Munculnya kekerasan di sekolah bukan sekadar ironi yang muncul secara tiba-tiba. Kekerasan adalah tempaan praktek pendidikan yang keliru, yang hanya menekankan aspek pengajaran ilmu dan keahlian.Kurikulum sebagai anteseden utama pendidikan dirancang semata-mata untuk menyekolahkan otak, bukan nurani. Sehingga banyak keluaran pendidikan yang pandai berdebat, pintar berkilah, tapi miskin daya sensitivitas.
Kurikulum yang bersifat absolut, pedagogi yang berbentuk alih pengetahuan, dan sistem evaluasi yang bersifat reproduksi pengetahuan yang telah diajarkan menghasilkan lulusan yang hanya berpikir homogen dan hitam-putih.Yang merasa
benar menunjukkan superioritasnya terhadap yang dianggap salah/sesat melalui cara-cara intoleran.

Tugas utama Kementerian Pendidikan dan Kebudayaan adalah melakukan transformasi pembaruan pendidikan agar bangsa Indonesia terbebas dari belenggu
kekerasan. Pembaruan itu pertama-tama dimulai dari desain kurikulum yang berorientasi pada pembangunan karakter, linear dengan budaya khas Indonesia. Meski hasil tinjauan 155 laporan penelitian yang mempelajari pengaruh kurikulum baru terhadap hasil belajar menghasilkan efek 16 persen dibanding kurikulum sebelum diperbarui (Sutrisno, 1990), upaya internalisasi nilai-nilai pendidikan karakter memiliki prospek terang karena memandang belajar sebagai proses perubahan kepribadian dan tingkah laku.  Proses pendidikan ini mewariskan nilai keagamaan, kebudayaan, pemikiran, dan keahlian kepada tiap generasi sehingga mereka siap menyongsong masa depan yang lebih kompleks.

Humaniora

Pilar penting pendidikan karakter bertumpu pada ilmu humaniora. Pendidikan humaniora berorientasi pada pembinaan sikap, perilaku, dan rohani yang di dalamnya terkandung unsur inklusivisme, kasih sayang, tepo seliro, toleransi, dan semangat menghargai. Pendidikan humaniora pada sekolah majemuk meniscayakan interaksi pergaulan yang melampaui kelompok partikularnya.
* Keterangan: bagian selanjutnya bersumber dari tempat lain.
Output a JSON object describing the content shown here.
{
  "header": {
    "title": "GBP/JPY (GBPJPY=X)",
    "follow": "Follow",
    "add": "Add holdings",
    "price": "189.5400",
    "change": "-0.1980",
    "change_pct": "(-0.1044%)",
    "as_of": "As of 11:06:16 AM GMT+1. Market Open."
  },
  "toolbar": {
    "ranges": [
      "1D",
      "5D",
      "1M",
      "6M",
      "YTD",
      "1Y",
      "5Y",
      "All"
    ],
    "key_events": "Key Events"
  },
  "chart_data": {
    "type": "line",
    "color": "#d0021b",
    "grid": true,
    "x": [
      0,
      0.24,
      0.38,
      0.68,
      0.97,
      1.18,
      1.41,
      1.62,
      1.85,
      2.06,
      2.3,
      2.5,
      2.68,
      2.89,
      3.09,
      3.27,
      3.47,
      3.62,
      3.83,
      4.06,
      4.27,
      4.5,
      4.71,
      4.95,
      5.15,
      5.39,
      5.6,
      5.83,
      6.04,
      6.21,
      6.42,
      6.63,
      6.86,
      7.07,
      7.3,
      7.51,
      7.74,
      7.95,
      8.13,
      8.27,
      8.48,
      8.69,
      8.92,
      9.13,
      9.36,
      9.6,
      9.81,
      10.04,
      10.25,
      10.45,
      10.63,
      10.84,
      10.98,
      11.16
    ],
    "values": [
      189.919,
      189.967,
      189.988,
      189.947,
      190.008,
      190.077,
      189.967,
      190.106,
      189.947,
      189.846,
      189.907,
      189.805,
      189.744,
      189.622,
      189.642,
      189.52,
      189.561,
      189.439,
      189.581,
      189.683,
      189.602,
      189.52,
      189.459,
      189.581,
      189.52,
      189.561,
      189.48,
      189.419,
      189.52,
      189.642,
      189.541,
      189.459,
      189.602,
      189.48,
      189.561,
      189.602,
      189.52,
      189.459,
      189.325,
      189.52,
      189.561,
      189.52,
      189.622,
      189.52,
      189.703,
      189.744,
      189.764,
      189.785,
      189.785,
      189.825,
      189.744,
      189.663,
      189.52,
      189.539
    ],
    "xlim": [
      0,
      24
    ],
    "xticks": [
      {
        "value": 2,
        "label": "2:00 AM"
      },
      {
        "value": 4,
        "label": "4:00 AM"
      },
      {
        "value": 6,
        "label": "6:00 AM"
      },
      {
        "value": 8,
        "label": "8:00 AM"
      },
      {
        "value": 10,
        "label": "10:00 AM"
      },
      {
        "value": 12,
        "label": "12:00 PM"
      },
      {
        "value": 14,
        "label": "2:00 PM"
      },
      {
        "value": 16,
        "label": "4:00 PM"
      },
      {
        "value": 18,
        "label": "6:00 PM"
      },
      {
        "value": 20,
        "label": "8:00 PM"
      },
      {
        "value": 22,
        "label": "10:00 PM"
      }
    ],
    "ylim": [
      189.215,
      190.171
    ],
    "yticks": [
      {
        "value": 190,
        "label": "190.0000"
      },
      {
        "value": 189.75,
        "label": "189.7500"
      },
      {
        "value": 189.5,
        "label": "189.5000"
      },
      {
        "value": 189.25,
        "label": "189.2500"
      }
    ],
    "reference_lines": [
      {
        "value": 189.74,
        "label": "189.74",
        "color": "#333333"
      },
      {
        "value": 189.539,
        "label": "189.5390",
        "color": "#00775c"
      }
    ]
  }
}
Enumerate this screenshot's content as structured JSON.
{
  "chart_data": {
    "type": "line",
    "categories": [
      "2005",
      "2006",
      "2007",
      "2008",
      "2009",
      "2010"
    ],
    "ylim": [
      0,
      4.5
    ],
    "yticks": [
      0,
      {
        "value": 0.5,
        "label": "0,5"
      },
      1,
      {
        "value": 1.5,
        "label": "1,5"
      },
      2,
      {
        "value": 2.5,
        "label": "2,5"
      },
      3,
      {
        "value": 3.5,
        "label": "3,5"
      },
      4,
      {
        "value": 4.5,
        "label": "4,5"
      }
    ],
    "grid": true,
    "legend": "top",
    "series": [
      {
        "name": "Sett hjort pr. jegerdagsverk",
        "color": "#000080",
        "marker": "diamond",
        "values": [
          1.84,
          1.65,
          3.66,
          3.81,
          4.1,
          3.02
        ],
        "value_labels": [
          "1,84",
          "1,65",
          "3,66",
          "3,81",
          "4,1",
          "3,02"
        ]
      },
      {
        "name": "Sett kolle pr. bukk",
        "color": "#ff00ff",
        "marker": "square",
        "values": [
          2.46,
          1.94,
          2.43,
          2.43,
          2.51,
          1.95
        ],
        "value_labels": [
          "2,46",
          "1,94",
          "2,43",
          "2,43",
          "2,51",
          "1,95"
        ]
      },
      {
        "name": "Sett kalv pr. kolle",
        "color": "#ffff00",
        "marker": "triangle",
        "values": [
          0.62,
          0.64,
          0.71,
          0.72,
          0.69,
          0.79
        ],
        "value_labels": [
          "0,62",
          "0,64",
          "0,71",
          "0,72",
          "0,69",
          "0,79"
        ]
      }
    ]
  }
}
Siswa yang cenderung memilih partner interaksi yang sekelas, seagama, dan sesekolah dibiasakan bergaul dan memperlakukan siapa saja secara setara. Supaya hal itu berjalan efektif, semua guru harus siap menjadi penghayat nilai dengan memberikan teladan yang baik bagi anak didiknya. Banyak kasus murid “kencing berlari” karena perilaku guru yang memberikan
teladan “kencing berdiri”.

Implementasi pendidikan humaniora bukan sekadar hafalan kaidah-kaidah atau teori, tapi juga merelevansikan nilai-nilai normatif yang abstrak dengan kondisi sosial, sehingga peserta didik mampu menerjemahkan diri dalam kehidupan masyarakat yang kompleks secara fleksibel tanpa ada ketegangan. Siswa dari berbagai kelompok, suku, budaya, agama, dan kelas sosial dilatih membaur. Unsur-unsur perekat yang menyatukan batin mereka menjadi katarsis dalam mempelajari prinsip-prinsip hidup bersama di sekolah maupun masyarakat.